Vers 1: „Nun wir denn sind gerecht geworden durch den Glauben“ - nicht durch besondere Übungen - nicht durch alle möglichen Übungen, in denen sich unsere teuren Brüder vor der Reformation in ihrer Aufrichtigkeit und in ihrem Durst nach Heiligung verzehrten - nein durch Glauben, durch Glauben an das Verdienst Jesu Christi, der unsere Sünden hinauf genommen hat ans Kreuz, der sie für immer und ewig getilgt und der niemand durch den Geist in das neue Heil einführt, ohne ihn zugleich einzuführen in ein neues Leben, in Lebensgemeinschaft mit Ihm. Andernfalls würden wir in der nächsten Stunde wieder ebenso befleckt dastehen, wie wir es vorher gewesen sind. Er hebt uns aus der Welt heraus und in Christo hinein - das ist eine neue Welt, unsere Heimatwelt; denn wir sind in und zu Christus geschaffen.
Dort ist unsere Heimat, und nur soweit wir in unserem Geiste zur Ruhe kommen, sind wir tüchtig in einem neuen Leben zu wandeln - zu wandeln in der Richtung zu Gott hin, so dass wir die Augen aufheben können zum Vater, als versöhnte Kinder, die Ruhe gefunden haben am Kreuze, die Gewissheit haben, dass ihre Sünden getilgt sind und die somit Frieden haben mit Gott durch unseren Herrn Jesus Christus!
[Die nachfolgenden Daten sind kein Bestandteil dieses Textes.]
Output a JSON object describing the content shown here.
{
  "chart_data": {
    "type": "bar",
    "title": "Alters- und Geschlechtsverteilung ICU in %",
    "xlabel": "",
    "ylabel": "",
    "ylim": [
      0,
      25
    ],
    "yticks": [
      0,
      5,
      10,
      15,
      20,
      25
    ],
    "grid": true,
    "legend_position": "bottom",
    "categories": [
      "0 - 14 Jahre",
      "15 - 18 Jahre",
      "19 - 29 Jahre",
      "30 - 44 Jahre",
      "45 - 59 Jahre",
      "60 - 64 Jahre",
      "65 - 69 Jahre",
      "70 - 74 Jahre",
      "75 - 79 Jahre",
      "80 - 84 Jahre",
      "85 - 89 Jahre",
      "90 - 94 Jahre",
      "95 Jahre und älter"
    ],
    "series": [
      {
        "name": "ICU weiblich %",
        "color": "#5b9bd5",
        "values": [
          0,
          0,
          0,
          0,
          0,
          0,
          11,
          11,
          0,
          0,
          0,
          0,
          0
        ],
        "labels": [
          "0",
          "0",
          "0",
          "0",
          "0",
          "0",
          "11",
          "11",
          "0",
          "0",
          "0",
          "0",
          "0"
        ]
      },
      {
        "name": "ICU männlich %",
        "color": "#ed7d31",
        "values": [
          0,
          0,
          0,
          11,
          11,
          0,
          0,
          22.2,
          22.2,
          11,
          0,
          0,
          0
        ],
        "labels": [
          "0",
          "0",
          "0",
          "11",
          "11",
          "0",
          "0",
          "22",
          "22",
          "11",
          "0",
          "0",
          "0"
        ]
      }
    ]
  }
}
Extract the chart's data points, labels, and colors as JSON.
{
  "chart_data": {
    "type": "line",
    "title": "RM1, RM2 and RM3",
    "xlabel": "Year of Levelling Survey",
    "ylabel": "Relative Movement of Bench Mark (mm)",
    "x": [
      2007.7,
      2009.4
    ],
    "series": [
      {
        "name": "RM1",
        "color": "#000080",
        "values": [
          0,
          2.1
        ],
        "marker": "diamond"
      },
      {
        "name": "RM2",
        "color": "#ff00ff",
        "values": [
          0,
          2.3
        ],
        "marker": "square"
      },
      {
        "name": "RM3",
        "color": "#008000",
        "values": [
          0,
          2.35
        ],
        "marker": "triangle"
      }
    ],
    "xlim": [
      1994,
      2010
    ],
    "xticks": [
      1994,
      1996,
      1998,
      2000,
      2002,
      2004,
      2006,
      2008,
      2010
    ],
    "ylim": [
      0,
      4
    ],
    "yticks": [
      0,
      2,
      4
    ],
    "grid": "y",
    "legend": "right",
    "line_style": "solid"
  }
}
Das ermöglicht uns dann auch mit anderen als Friedenskinder umzugehen, auch wenn sie noch Waffen tragen, noch kriegerisch gesinnt sind. Wir sind Friedenskinder und durch die Macht des Friedens und der Friedensstellung Gott gegenüber haben wir Ausrüstung, alles feindliche Waffengeklirr zu überwinden, alles zu überwinden, was der freien Betätigung brüderlicher Gemeinschaft noch im Wege steht.
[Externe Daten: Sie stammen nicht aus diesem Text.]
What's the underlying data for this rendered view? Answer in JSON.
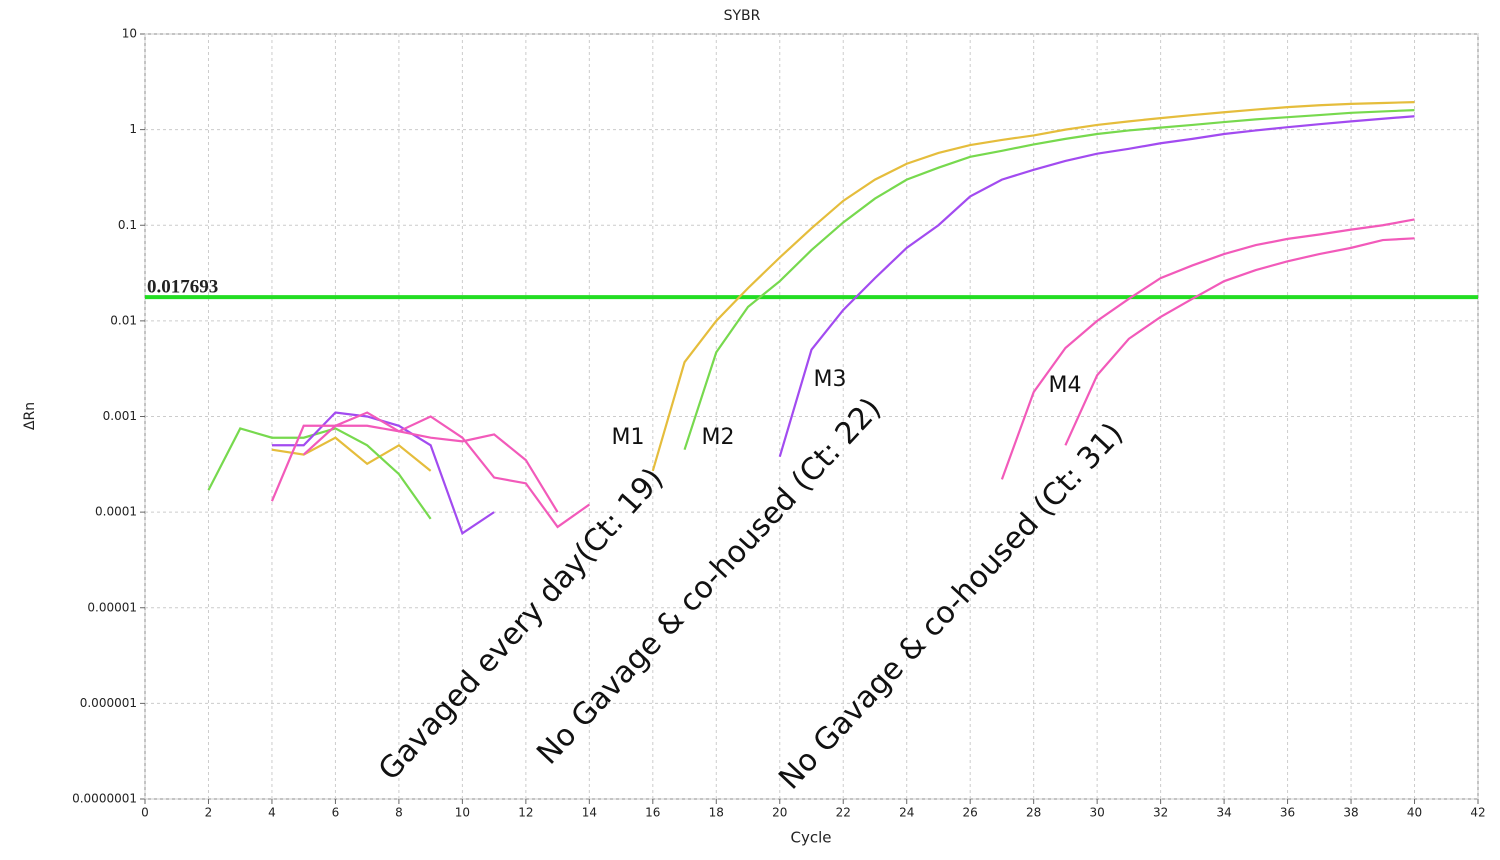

In den allen überwinden wir weit in der Macht des Friedens und des neuen Leben, das mit der Vergebung der Sünden mitgeteilt worden ist. Das ist etwas ununterbrochen Fortsetzendes. Als Versöhnte stehen wir nun in Verbindung mit der oberen Welt. Wir haben durch den gleichen Glauben, durch den wir gerechtfertigt worden sind, einen freien Zugang hinauf zu der Gnadenfülle für den täglichen Bedarf zum Ausharren und Stillesein, zu immer erneutem Vergeben. Es ist eine Fülle von Gnade, die sich nie erschöpft und die im täglichen Bedarf auch bei den widerwärtigsten Elementen vollkommen genügt. Und wo wir uns beklagt haben, dass man uns das Leben so schwer macht, lernen wir Gott danken, dass wir durch das Schwere in unserem Leben einen tiefen Einblick bekommen in die Tiefen der Gnade - eben weil wir durch diese tiefere Nöte gegangen sind als andere. Da hört das Klagen dann auf.